Okay, this is really the album no Elvis fan was expecting. But having delved into most every other type of music on the planet, perhaps we should have been looking for Costello to explore the palette of the symphony orchestra. But even if one could have anticipated such a move, no way would it have been expected that the disc would be so original, so rich, and so rewarding. Listeners will hear traces of Stravinsky, Debussy and Bernstein in the jazzy swells, playful dissonances, and bursts of orchestral color. This is a mature, full-bodied work that Costello himself orchestrated as well as wrote. Michael Tilson Thomas and the London Symphony Orchestra bring it all to glorious life.

Anita Baker – My Everything – (Blue Note)

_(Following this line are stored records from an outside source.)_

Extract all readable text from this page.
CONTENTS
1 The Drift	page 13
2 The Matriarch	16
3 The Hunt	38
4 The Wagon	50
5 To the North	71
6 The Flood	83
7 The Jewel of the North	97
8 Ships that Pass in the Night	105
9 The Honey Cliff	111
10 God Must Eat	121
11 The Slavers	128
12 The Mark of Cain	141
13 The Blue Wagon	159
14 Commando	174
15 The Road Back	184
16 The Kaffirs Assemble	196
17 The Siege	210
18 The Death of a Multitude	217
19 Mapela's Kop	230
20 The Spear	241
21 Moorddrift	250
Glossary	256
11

Baker’s first new album in far too long – 10 years, to be exact. While tastes and trends have changed dramatically in that time, Baker has not. And that’s a good thing. Her rich alto hasn’t lost a thing, and her new songs are for the most part engaging, if not challenging. Maybe there’s nothing here on the level of “Sweet Love” or “Caught Up In The Rapture,” but there’s a lot here that comes close: The opening “You’re My Everything,” “Like You Used To Do” (a duet with Babyface), and especially the concluding “Men in My Life,” a paean to the domestic life, extolling the virtues of her husband and her sons. A welcome return.

Will Ackerman - Returning: Pieces For Guitar – 1970-2004 (Mary’s Tree)

As founder of Windham Hill, Ackerman is as responsible for New Age as anyone. His label released much of the genre’s formative music, by the likes of George Winston, Liz Story, Shadowfax, and his cousin Alex de Grassi. Ackerman puts to use over 20 years of listening and learning as he revisits some of the music he’s previously recorded. “In A Region Of Clouds” boasts a wistful, slightly countrified melody, while the gentle lines of the following “Last Day at the Beach” invite the listener to drift off, its gentle lines and ethereal beauty disappearing the way summer settles into fall. “Hawk Circle,” from 1980, and the following “Barbara’s Song,” written a decade earlier, work together beautifully, as does the entire album.